Extracts and formats text annotations from a PDF file

Geek Repo:Geek Repo

Github PK Tool:Github PK Tool

Hebrew text displayed backwards

dotancohen opened this issue · comments

This tool is terrific, thank you.

Highlighted and underlined Hebrew text are displayed backwards. Interestingly, the title blurb preceding the highlighted text is not backwards.

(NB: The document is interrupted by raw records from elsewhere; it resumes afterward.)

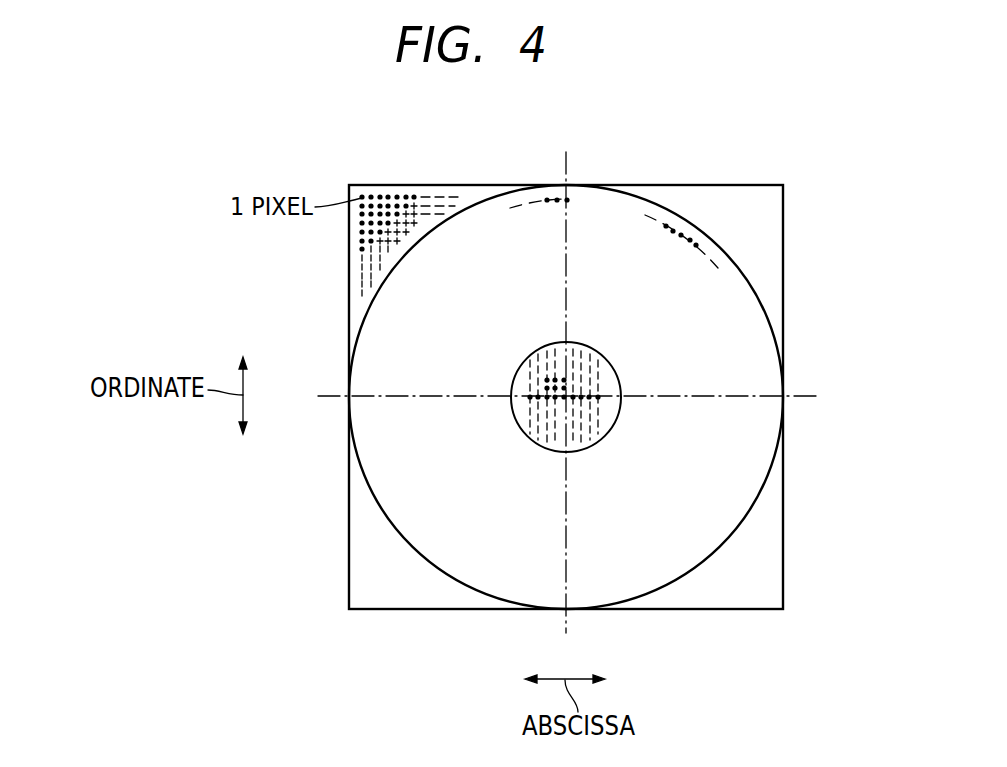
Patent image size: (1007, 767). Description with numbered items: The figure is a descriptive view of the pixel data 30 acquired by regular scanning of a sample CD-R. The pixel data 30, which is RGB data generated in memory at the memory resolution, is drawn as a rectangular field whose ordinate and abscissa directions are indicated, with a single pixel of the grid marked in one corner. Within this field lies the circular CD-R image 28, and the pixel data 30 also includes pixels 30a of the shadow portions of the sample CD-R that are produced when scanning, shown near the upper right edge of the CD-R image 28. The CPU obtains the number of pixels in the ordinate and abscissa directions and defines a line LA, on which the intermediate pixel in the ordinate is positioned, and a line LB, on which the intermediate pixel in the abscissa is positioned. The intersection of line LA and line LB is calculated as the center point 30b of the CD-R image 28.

The CD-R image 28 is at (725, 541).
The pixel data 30 is at (772, 184).
The pixels 30a is at (696, 245).
The center point 30b is at (566, 397).
The line La LA is at (335, 398).
The line Lb LB is at (567, 220).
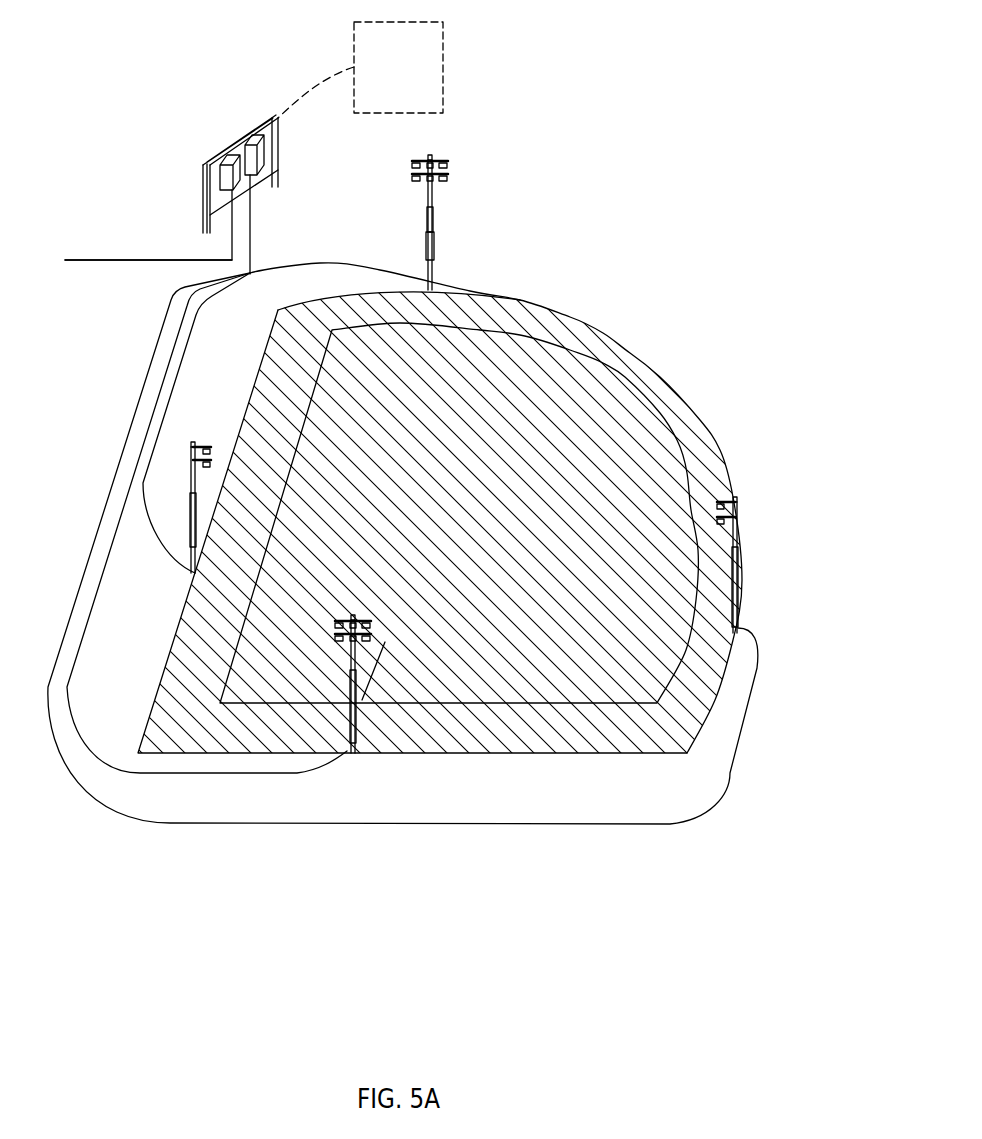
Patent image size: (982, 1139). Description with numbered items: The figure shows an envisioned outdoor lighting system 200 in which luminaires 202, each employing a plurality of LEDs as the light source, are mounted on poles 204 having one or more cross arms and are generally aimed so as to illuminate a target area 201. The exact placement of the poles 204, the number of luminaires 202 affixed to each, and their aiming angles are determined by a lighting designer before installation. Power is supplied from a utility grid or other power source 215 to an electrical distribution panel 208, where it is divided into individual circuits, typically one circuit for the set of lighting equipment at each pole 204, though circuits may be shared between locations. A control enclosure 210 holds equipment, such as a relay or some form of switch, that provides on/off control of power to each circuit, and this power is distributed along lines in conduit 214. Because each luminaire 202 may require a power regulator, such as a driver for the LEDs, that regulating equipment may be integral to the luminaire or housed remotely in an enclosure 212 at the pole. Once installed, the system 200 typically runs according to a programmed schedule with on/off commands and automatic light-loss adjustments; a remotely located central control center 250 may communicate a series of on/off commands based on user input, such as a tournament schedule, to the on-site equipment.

The outdoor lighting system 200 is at (695, 168).
The target area 201 is at (487, 512).
The luminaire 202 is at (450, 163).
The pole 204 is at (432, 212).
The electrical distribution panel 208 is at (234, 162).
The control enclosure 210 is at (263, 160).
The enclosure 212 is at (432, 248).
The conduit 214 is at (163, 330).
The power source 215 is at (157, 260).
The central control center 250 is at (445, 43).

Find attached a PDF file, created in LibreOffice Writer, with the following structure:

שלום, עולם.

# כותרת
זה קובץ לבדיקה, אני סתם כותב משהו כאן.

## עוד כותרת
אין שמש גשם יש רק צל.

pdfannots.pdf

‪I've then highlighted the text אני סתם כותב under the first heading and שמש גשם under the second heading. I used Okular (KDE PDF viewer) for the annotations:
pdfannots.pdf

Here is the output:

$ pdfannots pdfannots.pdf
## Highlights

 * Page #1 (כותרת): "בתוכ םתס ינא"

 * Page #1 (עוד כותרת): "םשג שמש"

Note that כותרת and עוד כותרת are displayed properly, but אני סתם כותב and שמש גשם are backwards.

$ pdfannots --version
pdfannots 0.4
$ uname -a
Linux nefora 5.15.0-105-generic #115-Ubuntu SMP Mon Apr 15 09:52:04 UTC 2024 x86_64 x86_64 x86_64 GNU/Linux

Thanks for the report!

In this case the headings are extracted correctly because they come as a string from the PDF metadata. The problem is that pdfminer's text extraction routines don't support right-to-left text: pdfminer/pdfminer.six#515

There are also some similar assumptions in pdfannots that affect things like the relative order that two annotations are reported when they appear on the same line of text. I could probably fix that but the bigger issue is the one linked above.

Thank you.

That bug report points to a fork, PdfMiner.RTL which has experimental RTL support:
https://pypi.org/project/pdfminer.rtl/

I tried it and in general the tool works well.